Hello everybody,
I return (kinda) refreshed from my Easter break, to find that we have a
few more tickets then when I left. As I missed the first Monday of the
month I thought I'd go over (almost) all the tickets today, for the lulz
as the kids say.
24 open UK tickets today, going site by site:
RALPP
https://ggus.eu/?mode=ticket_info&ticket_id=111703 (11/2)
Atlas glexec hammercloud tests failing. There's been a lot of waiting on
atlas to build new HC jobs. The most recent exchange (delayed due to
Easter), was asking about SELinux - but no news since the first. In
progress (1/4)
BIRMINGHAM
https://ggus.eu/?mode=ticket_info&ticket_id=112875 (7/4)
Low availability ROD ticket. Availability is crawling back up, just need
it to go green. On hold (13/4)
GLASGOW
https://ggus.eu/?mode=ticket_info&ticket_id=112967 (10/4)
Another ROD ticket for bdii errors at Glasgow. Gareth has been doing
everything right investigating this. Kashif recommended ticketed the
midmon unit, but Gareth has spotted that the errors correspond to high
load on their ARC CE - so it might be a site problem after all - Gareth
asks for clarification. Waiting for reply (13/4)
EDINBURGH
https://ggus.eu/?mode=ticket_info&ticket_id=95303 (1/7/13)
Tarball glexec ticket.

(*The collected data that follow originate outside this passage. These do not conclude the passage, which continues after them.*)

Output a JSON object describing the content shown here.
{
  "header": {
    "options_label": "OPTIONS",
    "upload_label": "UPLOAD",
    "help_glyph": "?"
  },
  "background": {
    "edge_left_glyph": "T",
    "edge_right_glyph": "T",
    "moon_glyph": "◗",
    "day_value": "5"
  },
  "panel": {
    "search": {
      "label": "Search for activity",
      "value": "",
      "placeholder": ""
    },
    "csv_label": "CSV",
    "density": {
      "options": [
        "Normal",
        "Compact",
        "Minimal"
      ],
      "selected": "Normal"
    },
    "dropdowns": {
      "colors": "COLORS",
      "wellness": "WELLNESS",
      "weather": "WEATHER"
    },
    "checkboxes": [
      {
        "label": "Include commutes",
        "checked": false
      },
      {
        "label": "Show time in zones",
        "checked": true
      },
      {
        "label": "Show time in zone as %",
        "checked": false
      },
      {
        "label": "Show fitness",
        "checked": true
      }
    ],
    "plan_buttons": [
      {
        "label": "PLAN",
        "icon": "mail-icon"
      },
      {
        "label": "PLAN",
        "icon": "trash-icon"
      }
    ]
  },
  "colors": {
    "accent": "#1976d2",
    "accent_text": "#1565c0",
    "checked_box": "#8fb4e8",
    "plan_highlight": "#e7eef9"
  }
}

No news (sorry). End if April I believe was the
"deadline" I set for having this made. On Hold (9/3)
LANCASTER
https://ggus.eu/?mode=ticket_info&ticket_id=100566 (27/1/14)
Lancaster's poor perfsonar performance. I'm not believing quite what I
was seeing with the tests I performed so I'm aiming to rerun them. On
hold (13/4)
https://ggus.eu/?mode=ticket_info&ticket_id=95299 (1/7/13)
Lancaster's tarball glexec ticket. Same as ECDF. On hold (9/3)
BRUNEL
https://ggus.eu/?mode=ticket_info&ticket_id=112966 (13/3)
A ROD cream job submit ticket, freshly assigned this afternoon. It's a
bit mean of me to bring notice to it. Assigned (13/4)
100IT
https://ggus.eu/?mode=ticket_info&ticket_id=112948 (10/4)
100IT needed to upgrade to the latest CA release. They've done this, but
there are still authentication problems. In progress (13/4)
https://ggus.eu/?mode=ticket_info&ticket_id=108356 (10/9/14)
Deploying vmcatcher at 100IT. After David's questions falling on deaf
ears for a while it has been advised that the ticket be closed as this
issue will be dealt with elsewhere. Whether or not it is to be "solved"
or "unsolved" is open to debate! In progress (can possibly be closed) (13/4)
TIER 1
https://ggus.eu/?mode=ticket_info&ticket_id=108944 (1/10/14)
CMS AAA tests failing at RAL. After a lot of work and new xrootd
redirectors problems persist. It's looking to be a problem that needs
the CASTOR and/or xrootd devs to look at. In progress (30/3)
https://ggus.eu/?mode=ticket_info&ticket_id=112713 (27/3)
CMS asking to clean up the "unmerged area". Andrew conjured up a list of
files and asked if they could be deleted - CMS responded with a "yes
please then close the ticket". Has the deed been done? In progress (31/3)
https://ggus.eu/?mode=ticket_info&ticket_id=109694 (28/10/14)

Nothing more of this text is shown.